I'm simply voicing a subjective issue I had with my first impressions of the game, the controls do not feel good, they feel unresponsive and clunky. I want a PLATFORMER's fundemental movement mechanics to feel intuitive and silky smooth from the getgo while allowing for further technicality that is slowly taught over the course of the game. Celeste, a game that is listed as a primary inspiration, does this wonderfully, it feels good to control from the start and slowly guides you into progressively harder maneuvers. Making it a chore to just move around from the very start is not how I think a game like this should be designed, fundemental movement should come naturally, then you make the other techniques hard to perform. All I ask for are OPTIONAL changes to the game's controls to make it more accessible and feel less shitty. Input buffering, better air control, smoother landings, and a general increase in basic fluidity. This isn't Melee, the controls can be modified from that original, unpolished, archaic template to feel more intuitive, accessible, and modern. This game clearly has a high skill ceiling, and I want it to have one. It just needs to lower its skill floor a bit so Joe Schmoes like me can sit down and just play a game after school for a couple of hours without having to constantly fight the controls. Every other ball-bustingly hard game I've played (whether it be Super Meat Boy, Celeste, Enter the Gungeon, DOOM Eternal, ULTRAKILL, etc.) does this, I only ask that this one follow suit. 
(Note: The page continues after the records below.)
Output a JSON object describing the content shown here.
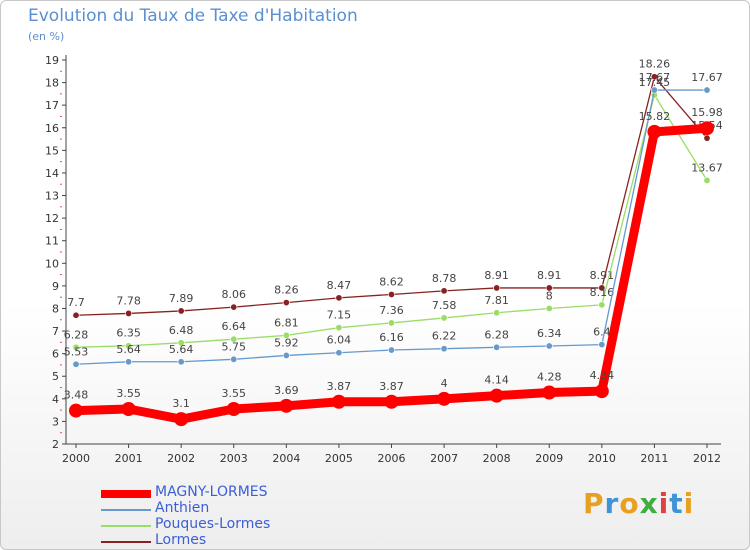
{
  "chart_data": {
    "type": "line",
    "title": "Evolution du Taux de Taxe d'Habitation",
    "subtitle": "(en %)",
    "x": [
      "2000",
      "2001",
      "2002",
      "2003",
      "2004",
      "2005",
      "2006",
      "2007",
      "2008",
      "2009",
      "2010",
      "2011",
      "2012"
    ],
    "ylim": [
      2,
      19
    ],
    "yticks": [
      2,
      3,
      4,
      5,
      6,
      7,
      8,
      9,
      10,
      11,
      12,
      13,
      14,
      15,
      16,
      17,
      18,
      19
    ],
    "grid": false,
    "legend": "bottom-left",
    "series": [
      {
        "name": "MAGNY-LORMES",
        "color": "#ff0000",
        "values": [
          3.48,
          3.55,
          3.1,
          3.55,
          3.69,
          3.87,
          3.87,
          4,
          4.14,
          4.28,
          4.34,
          15.82,
          15.98
        ],
        "labels": [
          "3.48",
          "3.55",
          "3.1",
          "3.55",
          "3.69",
          "3.87",
          "3.87",
          "4",
          "4.14",
          "4.28",
          "4.34",
          "15.82",
          "15.98"
        ]
      },
      {
        "name": "Anthien",
        "color": "#6699cc",
        "values": [
          5.53,
          5.64,
          5.64,
          5.75,
          5.92,
          6.04,
          6.16,
          6.22,
          6.28,
          6.34,
          6.4,
          17.67,
          17.67
        ],
        "labels": [
          "5.53",
          "5.64",
          "5.64",
          "5.75",
          "5.92",
          "6.04",
          "6.16",
          "6.22",
          "6.28",
          "6.34",
          "6.4",
          "17.67",
          "17.67"
        ]
      },
      {
        "name": "Pouques-Lormes",
        "color": "#99dd66",
        "values": [
          6.28,
          6.35,
          6.48,
          6.64,
          6.81,
          7.15,
          7.36,
          7.58,
          7.81,
          8,
          8.16,
          17.45,
          13.67
        ],
        "labels": [
          "6.28",
          "6.35",
          "6.48",
          "6.64",
          "6.81",
          "7.15",
          "7.36",
          "7.58",
          "7.81",
          "8",
          "8.16",
          "17.45",
          "13.67"
        ]
      },
      {
        "name": "Lormes",
        "color": "#882222",
        "values": [
          7.7,
          7.78,
          7.89,
          8.06,
          8.26,
          8.47,
          8.62,
          8.78,
          8.91,
          8.91,
          8.91,
          18.26,
          15.54
        ],
        "labels": [
          "7.7",
          "7.78",
          "7.89",
          "8.06",
          "8.26",
          "8.47",
          "8.62",
          "8.78",
          "8.91",
          "8.91",
          "8.91",
          "18.26",
          "15.54"
        ]
      }
    ]
  },
  "logo": {
    "letters": [
      "P",
      "r",
      "o",
      "x",
      "i",
      "t",
      "i"
    ],
    "colors": [
      "#e8a020",
      "#3f93d6",
      "#e8a020",
      "#3fae3f",
      "#e04040",
      "#3f93d6",
      "#e8a020"
    ]
  }
}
Also, as an aside, no game should strive to recreate Melee's controls exactly one to one. Having no buffer is bad and archaic, plain and simple. Rivals of Aether is inspired by the same game, has a six-frame input buffer, still maintains a high skill ceiling, and feels leagues better to play to the point where I can have fun just playing training mode and messing around with the controls, because they feel good. That is not the case with this game, and RoA isn't even a dedicated single player platformer like this, a genre whose entire appeal is centered around fluid, responsive controls.